The sad part is that now I find myself asking where she is even when I've just put her down for a nap, or strapped her in her highchair. It's like some mechanism has been set off in my head to periodically ask where she is to put myself at ease for the next 45 seconds before I start wondering again. Any Mother reading this will agree that there truly is no feeling like the drop of your stomach and stopping of your heart that is brought on by that split second when you don't know where your kid is. Okay, well take that feeling and multiply it by 400. That was me this past weekend. People actually started looking at me like I'd lost my mind. I couldn't enjoy myself anymore. I even had teams of people keeping an eye on her because when it was just one or two of us she'd somehow elude the situation and slip out the door. I'm not kidding! At one point she snuck out of a Little Tikes car and replaced herself with a decoy, some poor kid who'd been waiting patiently to ride in it anyway. You look down, you see a little kid in the car from the corner of your eye and you think "Good, she's still there". Look one minute later and poof!

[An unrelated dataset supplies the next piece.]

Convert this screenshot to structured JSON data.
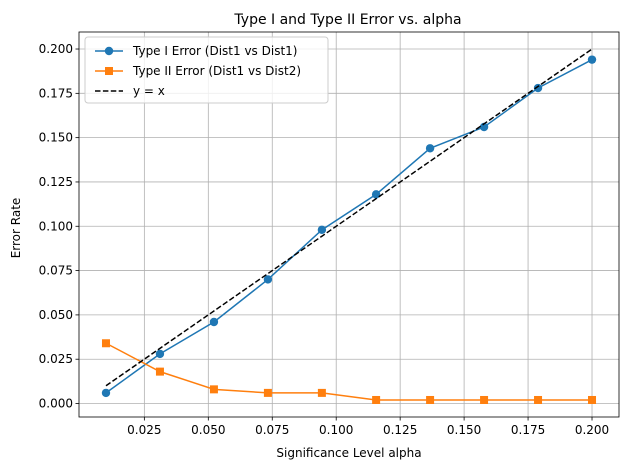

You realize it was never her all along. OH GOD. Wait for it... wait for it.... "Where is Olivia?". Some gentle souls were so used to hearing me say it that they even gave me updates on her whereabouts before I even asked. I love you guys by the way.

So the weekend was great, it truly was. I thank all of you who hosted parties and invited us. We had a great time. I can't remember much but being hysterical over where my daughter was at 90% of the time, but at least the other members of my family seemed to enjoy themselves! Me, on the other hand, I just came to the realization that I need better running shoes. Oh, and flip-flops are a major no-no.